Le déboulonnage des statues de personnages controversés en Europe: où en sommes-nous chez nous?
Il y a peu, en 1990, au lendemain de la Conférence des forces vives de la nation, la statue du camarade Lénine qui trônait à la place du même nom à Akpakpa, subissait la huée d’une foule en délire qui assistait à son dessouchage par la voirie. Le marxisme-léninisme étant jeté à la poubelle, maintenir le personnage ne se justifiait pas pour beaucoup. Lénine a été enfermé dans un caisson et remis à l’ambassade de l’Union soviétique qui l’a rapatrié sur ses terres ancestrales. On aurait pu procéder à la même chose avec Guéorgui Dimitrov, le “papa Bulgarie” qui sévit à Gbegamey, mon quartier d’enfance de Cotonou, depuis 1981. Mais personne ne semble gêné par la présence de ce personnage insolite plutôt laid qu’on repeint en jaune, rouge, blanc selon l’humeur et l’inspiration des relookeurs de la mairie de Cotonou. Dans la même logique, la place de l’Etoile Rouge, qui incarnait la bannière étoilée de la République populaire du Bénin, a été épargnée. Normal: ce monument, au-delà de l’histoire dont elle est la pièce et le témoin angulaire, est devenu l’un des sites emblématiques de la ville de Cotonou. Le raser serait une hérésie et ferait des auteurs, au mieux, des idiots amnésiques, au pire, des fossoyeurs de l’histoire. Car ce qui compte dans cette question délicate, c’est la préservation de la mémoire collective, la capacité de la communauté à conserver les différents éléments de son vécu qui racontent son passé, c’est-à-dire son patrimoine.

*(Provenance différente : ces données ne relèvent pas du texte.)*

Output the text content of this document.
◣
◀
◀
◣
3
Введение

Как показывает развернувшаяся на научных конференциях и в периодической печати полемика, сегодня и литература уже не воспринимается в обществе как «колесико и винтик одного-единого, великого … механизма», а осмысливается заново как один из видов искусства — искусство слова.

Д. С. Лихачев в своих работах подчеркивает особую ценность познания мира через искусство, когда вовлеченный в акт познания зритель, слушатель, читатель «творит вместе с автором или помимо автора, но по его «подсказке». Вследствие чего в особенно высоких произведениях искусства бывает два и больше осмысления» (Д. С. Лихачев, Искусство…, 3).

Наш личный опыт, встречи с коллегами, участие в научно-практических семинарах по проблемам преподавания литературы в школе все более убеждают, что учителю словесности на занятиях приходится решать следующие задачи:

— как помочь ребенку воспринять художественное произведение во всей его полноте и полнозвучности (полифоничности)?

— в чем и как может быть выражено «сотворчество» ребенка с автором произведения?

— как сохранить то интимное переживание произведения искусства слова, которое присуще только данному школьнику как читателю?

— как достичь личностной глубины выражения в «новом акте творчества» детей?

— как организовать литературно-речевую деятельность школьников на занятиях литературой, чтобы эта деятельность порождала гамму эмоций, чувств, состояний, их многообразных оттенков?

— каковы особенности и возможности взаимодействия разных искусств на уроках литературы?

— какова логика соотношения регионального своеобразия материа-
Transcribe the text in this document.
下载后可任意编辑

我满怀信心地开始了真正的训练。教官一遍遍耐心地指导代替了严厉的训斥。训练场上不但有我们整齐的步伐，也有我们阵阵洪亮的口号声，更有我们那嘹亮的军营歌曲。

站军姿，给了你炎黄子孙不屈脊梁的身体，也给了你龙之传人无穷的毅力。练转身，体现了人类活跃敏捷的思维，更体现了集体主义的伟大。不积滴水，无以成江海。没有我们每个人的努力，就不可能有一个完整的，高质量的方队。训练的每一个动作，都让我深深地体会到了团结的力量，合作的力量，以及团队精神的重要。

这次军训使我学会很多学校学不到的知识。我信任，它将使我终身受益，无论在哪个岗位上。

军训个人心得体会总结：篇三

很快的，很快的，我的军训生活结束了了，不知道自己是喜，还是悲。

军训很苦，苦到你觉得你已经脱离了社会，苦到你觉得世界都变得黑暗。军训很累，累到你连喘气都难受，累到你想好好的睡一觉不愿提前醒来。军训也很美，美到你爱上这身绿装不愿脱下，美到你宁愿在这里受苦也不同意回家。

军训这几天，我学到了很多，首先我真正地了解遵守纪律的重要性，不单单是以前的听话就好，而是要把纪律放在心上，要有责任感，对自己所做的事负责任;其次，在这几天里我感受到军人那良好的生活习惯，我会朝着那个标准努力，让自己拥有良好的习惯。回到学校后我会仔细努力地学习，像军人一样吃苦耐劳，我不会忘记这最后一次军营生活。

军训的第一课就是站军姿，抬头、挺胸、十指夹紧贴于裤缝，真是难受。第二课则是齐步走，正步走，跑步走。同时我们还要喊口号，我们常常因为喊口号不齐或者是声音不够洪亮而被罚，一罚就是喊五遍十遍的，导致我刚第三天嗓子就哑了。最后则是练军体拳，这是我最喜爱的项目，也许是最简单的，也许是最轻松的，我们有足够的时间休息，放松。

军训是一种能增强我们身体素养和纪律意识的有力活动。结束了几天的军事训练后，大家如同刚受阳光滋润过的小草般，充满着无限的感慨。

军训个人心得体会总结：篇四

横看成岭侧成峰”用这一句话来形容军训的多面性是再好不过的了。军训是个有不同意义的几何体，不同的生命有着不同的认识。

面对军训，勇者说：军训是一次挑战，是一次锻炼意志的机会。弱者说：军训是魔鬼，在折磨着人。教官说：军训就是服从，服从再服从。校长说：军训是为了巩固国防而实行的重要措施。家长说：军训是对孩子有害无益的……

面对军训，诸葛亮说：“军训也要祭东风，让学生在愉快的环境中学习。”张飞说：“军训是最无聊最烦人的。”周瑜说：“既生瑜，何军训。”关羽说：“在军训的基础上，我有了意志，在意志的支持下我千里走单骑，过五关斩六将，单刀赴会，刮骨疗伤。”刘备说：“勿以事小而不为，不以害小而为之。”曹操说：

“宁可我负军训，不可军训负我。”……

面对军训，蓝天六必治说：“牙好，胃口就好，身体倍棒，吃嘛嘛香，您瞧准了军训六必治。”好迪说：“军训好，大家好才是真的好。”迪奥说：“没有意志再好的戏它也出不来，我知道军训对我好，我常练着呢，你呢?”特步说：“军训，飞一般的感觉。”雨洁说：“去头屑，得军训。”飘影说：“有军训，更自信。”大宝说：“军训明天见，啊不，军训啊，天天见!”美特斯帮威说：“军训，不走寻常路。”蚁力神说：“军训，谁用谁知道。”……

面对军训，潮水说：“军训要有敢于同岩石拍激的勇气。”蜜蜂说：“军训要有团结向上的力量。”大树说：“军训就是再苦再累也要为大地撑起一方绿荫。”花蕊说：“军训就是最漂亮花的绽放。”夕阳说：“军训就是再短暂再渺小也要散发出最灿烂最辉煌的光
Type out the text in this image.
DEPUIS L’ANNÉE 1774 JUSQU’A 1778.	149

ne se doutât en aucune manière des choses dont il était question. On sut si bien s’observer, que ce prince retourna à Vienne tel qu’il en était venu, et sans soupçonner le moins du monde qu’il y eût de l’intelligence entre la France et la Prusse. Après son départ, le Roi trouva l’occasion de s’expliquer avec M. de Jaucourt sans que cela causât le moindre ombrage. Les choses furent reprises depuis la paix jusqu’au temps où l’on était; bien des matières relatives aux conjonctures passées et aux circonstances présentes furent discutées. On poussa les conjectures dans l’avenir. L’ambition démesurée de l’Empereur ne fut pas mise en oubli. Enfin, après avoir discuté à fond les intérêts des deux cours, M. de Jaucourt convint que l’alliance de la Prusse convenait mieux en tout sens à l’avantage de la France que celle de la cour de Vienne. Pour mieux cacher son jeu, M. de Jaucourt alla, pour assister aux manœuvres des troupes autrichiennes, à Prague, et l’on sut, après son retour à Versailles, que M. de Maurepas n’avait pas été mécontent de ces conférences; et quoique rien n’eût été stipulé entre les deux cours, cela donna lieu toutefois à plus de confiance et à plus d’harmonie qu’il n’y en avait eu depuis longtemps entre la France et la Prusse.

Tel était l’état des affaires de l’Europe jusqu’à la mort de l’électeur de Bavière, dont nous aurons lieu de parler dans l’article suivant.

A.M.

Le passé justement, qu’en avons-nous fait pour inspirer aux nouvelles générations, l’envie de décapiter nos dieux controversés, nos personnages détestés? Avons-nous érigé, à la gloire de quelques sombres héros, des places ou monuments censés raconter leurs hauts faits présumés ? Le Bénin, terre d’histoire exceptionnelle, n’a jamais pu offrir à ses dignes fils des stèles ou édifices publics. Le pays de Bio Guera, Kaba, Behanzin, Tofa est tellement empêtré dans sa misère quotidienne que son passé ne lui paraît pas digne d’inspirer des actions et des édifices mémoriaux. Seule la Révolution, dans sa logique de réappropriation de l’initiative historique, a fait des résistants au colonisateur français des “héros nationaux” (Bio Guera, Kaba, Behanzin, en 1974). Et il faut attendre vingt-cinq ans après pour voir un autre régime, celui de Nicephore Soglo, faire un acte de la même noblesse: offrir à Ouidah, porte océane d’où étaient partis de millions d’Africains déportés, le grand monument dédié à la mémoire des esclaves.
C’est curieusement dans cette ville encore fraîche des stigmates de la traite que les jeunes noirs de France, d’Angleterre et de tous les pays européens où s’est développée la fronde contre les monuments controversés, seraient heureux de trouver à faire. Surtout par rapport à un personnage trouble digne de décapitation : don Félix Francisco de Souza. Cet homme, le plus grand négrier de l’histoire de l’esclavage, y a sa place appelée Place Chacha ou le marché aux esclaves. Cet endroit où avait été édifiée la statue d’un esclave déjà enchaîné et neutralisé, puis remplacée par un personnage quelconque, était un espace dédié aux enchères, à la discussion marchande du “bois d’ébène” avant son long voyage à fond de cale sur le bateau négrier. Il fait partie du parcours de la “route de l’esclave”, l’itinéraire proposé aux touristes pour leur immersion dans la souffrance qu’a été celle des esclaves. Il paraît, dit la rumeur, que c’est à cause du nom attribué à ce lieu que le couple Obama aurait refusé de faire le pèlerinage à Ouidah.
C’est cela notre péché au Bénin : incapables de revisiter l’histoire que nous a racontée l’autre, nous avons tendance à nous contenter de peu et à faire semblant de nous réapproprier le passé. Au delà du cas Chacha, c’est celui de tous ces noms de personnages coloniaux donnés aux rues et édifices publics depuis plus de soixante ans quand le maître tenait encore la chicote. De la place Bayol à l’avenue Steinmetz, du stade René Pleven au stade Charles de Gaulle, il y a encore des noms d’hommes griffés sur les lieux publics qui portent ombrage à notre histoire et à notre dignité.